While the xenologists, Cherinet and Litskovic, had gone on ahead, the survey team exogeologists, Vinnu and Samaan, hunkered down in their autopods battered by one of the unpredictable cyclostorms that made collecting samples and readings challenging. Coms were mega glitchy during these dust ups, so Vinnu reviewed previously collected data.
The readings were puzzling. From space, the planet appeared to be a rock, a very dusty rock, so Vinnu expected to find high mineral concentration readings in the atmosphere, but it was just the opposite. Organic detritus topped the charts.
If that was the case, where was all the life? The place was bereft, a Saharan world, roiled by cyclonic winds. Anomalous data didn’t sit well with Vinnu, so she didn’t sit on it. She tight-beamed it to her fellow exogeologist and tried the com. “You there, Samaan?”
“Barely,” the voice crackled. “Our pods are almost touching but you sound like you’re at the bottom of a frozen ocean. It might be easier just to tap out some Morse Code. You know, bond over our shared trials on this grumpy planet.”
Vinnu felt a dit-dot ping on her pod. “Not that desperate to bond, Samaan. But I want your thoughts on the data I sent. Did you get it?”
It took a few buffered tries for the data to fully transmit.
While Vinnu waited for Samaan’s analysis, Cherinet’s amped voice broke into their coms, “Shit! Shit! Shit! Move, Litsko! Move! It’s frass! Fucking fraaaasss!”

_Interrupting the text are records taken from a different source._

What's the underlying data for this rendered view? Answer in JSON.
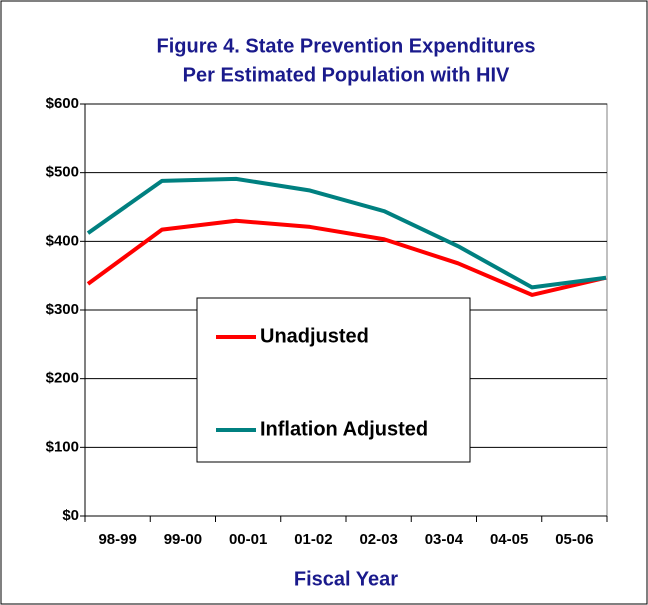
{
  "chart_data": {
    "type": "line",
    "title": [
      "Figure 4. State Prevention Expenditures",
      "Per Estimated Population with HIV"
    ],
    "x_label": "Fiscal Year",
    "categories": [
      "98-99",
      "99-00",
      "00-01",
      "01-02",
      "02-03",
      "03-04",
      "04-05",
      "05-06"
    ],
    "series": [
      {
        "name": "Unadjusted",
        "color": "#ff0000",
        "values": [
          338,
          417,
          430,
          421,
          403,
          368,
          322,
          347
        ]
      },
      {
        "name": "Inflation Adjusted",
        "color": "#008080",
        "values": [
          412,
          488,
          491,
          474,
          444,
          393,
          333,
          347
        ]
      }
    ],
    "ylim": [
      0,
      600
    ],
    "yticks": [
      {
        "value": 0,
        "label": "$0"
      },
      {
        "value": 100,
        "label": "$100"
      },
      {
        "value": 200,
        "label": "$200"
      },
      {
        "value": 300,
        "label": "$300"
      },
      {
        "value": 400,
        "label": "$400"
      },
      {
        "value": 500,
        "label": "$500"
      },
      {
        "value": 600,
        "label": "$600"
      }
    ],
    "grid": true
  }
}
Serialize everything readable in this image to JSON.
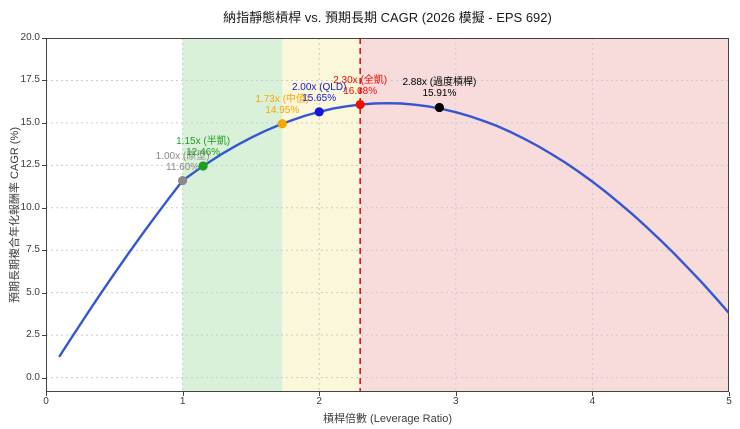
{
  "chart_data": {
    "type": "line",
    "title": "納指靜態槓桿 vs. 預期長期 CAGR (2026 模擬 - EPS 692)",
    "xlabel": "槓桿倍數 (Leverage Ratio)",
    "ylabel": "預期長期複合年化報酬率 CAGR (%)",
    "xlim": [
      0,
      5
    ],
    "ylim": [
      -0.85,
      20
    ],
    "xticks": [
      0,
      1,
      2,
      3,
      4,
      5
    ],
    "yticks": [
      0,
      2.5,
      5,
      7.5,
      10,
      12.5,
      15,
      17.5,
      20
    ],
    "grid": true,
    "legend": "none",
    "curve": {
      "name": "expected-cagr-curve",
      "color": "#3456d1",
      "x": [
        0.1,
        0.2,
        0.3,
        0.4,
        0.5,
        0.6,
        0.7,
        0.8,
        0.9,
        1.0,
        1.1,
        1.2,
        1.3,
        1.4,
        1.5,
        1.6,
        1.7,
        1.8,
        1.9,
        2.0,
        2.1,
        2.2,
        2.3,
        2.4,
        2.5,
        2.6,
        2.7,
        2.8,
        2.9,
        3.0,
        3.1,
        3.2,
        3.3,
        3.4,
        3.5,
        3.6,
        3.7,
        3.8,
        3.9,
        4.0,
        4.1,
        4.2,
        4.3,
        4.4,
        4.5,
        4.6,
        4.7,
        4.8,
        4.9,
        5.0
      ],
      "y": [
        1.27,
        2.51,
        3.74,
        4.94,
        6.12,
        7.27,
        8.39,
        9.49,
        10.56,
        11.6,
        12.18,
        12.72,
        13.23,
        13.69,
        14.12,
        14.51,
        14.85,
        15.16,
        15.43,
        15.65,
        15.84,
        15.98,
        16.08,
        16.14,
        16.16,
        16.14,
        16.07,
        15.97,
        15.82,
        15.63,
        15.4,
        15.13,
        14.82,
        14.47,
        14.07,
        13.64,
        13.17,
        12.67,
        12.12,
        11.54,
        10.92,
        10.26,
        9.57,
        8.84,
        8.08,
        7.29,
        6.46,
        5.61,
        4.72,
        3.8
      ]
    },
    "points": [
      {
        "x": 1.0,
        "y": 11.6,
        "label": "1.00x (原型)",
        "pct": "11.60%",
        "color": "#8a8a8a"
      },
      {
        "x": 1.15,
        "y": 12.46,
        "label": "1.15x (半凱)",
        "pct": "12.46%",
        "color": "#1e9e1e"
      },
      {
        "x": 1.73,
        "y": 14.95,
        "label": "1.73x (中值)",
        "pct": "14.95%",
        "color": "#f7a600"
      },
      {
        "x": 2.0,
        "y": 15.65,
        "label": "2.00x (QLD)",
        "pct": "15.65%",
        "color": "#1118d8"
      },
      {
        "x": 2.3,
        "y": 16.08,
        "label": "2.30x (全凱)",
        "pct": "16.08%",
        "color": "#f20d00"
      },
      {
        "x": 2.88,
        "y": 15.91,
        "label": "2.88x (過度槓桿)",
        "pct": "15.91%",
        "color": "#000000"
      }
    ],
    "zones": [
      {
        "name": "green-zone",
        "from": 1.0,
        "to": 1.73,
        "color": "#d9f1d9"
      },
      {
        "name": "yellow-zone",
        "from": 1.73,
        "to": 2.3,
        "color": "#fbf7da"
      },
      {
        "name": "red-zone",
        "from": 2.3,
        "to": 5.0,
        "color": "#f8dbdb"
      }
    ],
    "vline": {
      "x": 2.3,
      "color": "#e01414",
      "style": "dashed"
    }
  },
  "style_colors": {
    "curve": "#3456d1",
    "grid": "#cbcbcb",
    "spine": "#444444",
    "tick_label": "#3d3d3d",
    "title": "#1a1a1a",
    "background": "#ffffff"
  }
}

Vinnu knew panic when she heard it, and for Cherinet to be that alarmed, things had to be bad. Cherinet was an expert on extremophiles, meaning she’d surveyed some of the harshest alien environments and most dangerous lifeforms in the core systems.
“Status?” Vinnu answered, trying to stay calm, trying to remember protocol. “Do you need evac?”
The coms crackled and popped for a long moment, and then Cherinet was there again, but not panicked, just resigned. “Save yourselves. There must be zillions of them. Everywhere, it’s all frass, the entire surface. Save yourselves!”
Then nothing but the rattling interference and the howl of the cyclostorm.
“Samaan, did you hear Cherinet?” Vinnu tight-beamed.
“Yes. We’re in some deep shit, Vinnu. Even worse, deep frass.”
“Frass? Cherinet was freaked by it. What’s frass?”
“It explains why our data seemed out-of-whack. We’ve been expecting mineral readings, yet getting mountains of organic readings. Cherinet found out why. Frass is…Frass is…” The cyclostorm chopped up Samaan’s dread explanation. “Frass is the term for insect detritus: excrement, molted skins and shells, limb sheddings. We thought this was a desert planet. All rock and sand, but it’s really a giant insect pile, a bug world.”
“Holy shit! What do we do?” Vinnu asked, and immediately felt the same resignation she heard in Cherinet’s final transmission, as the tenor of the raging winds changed into a chittering and buzzing that revealed the true nature of the storm they were trapped by.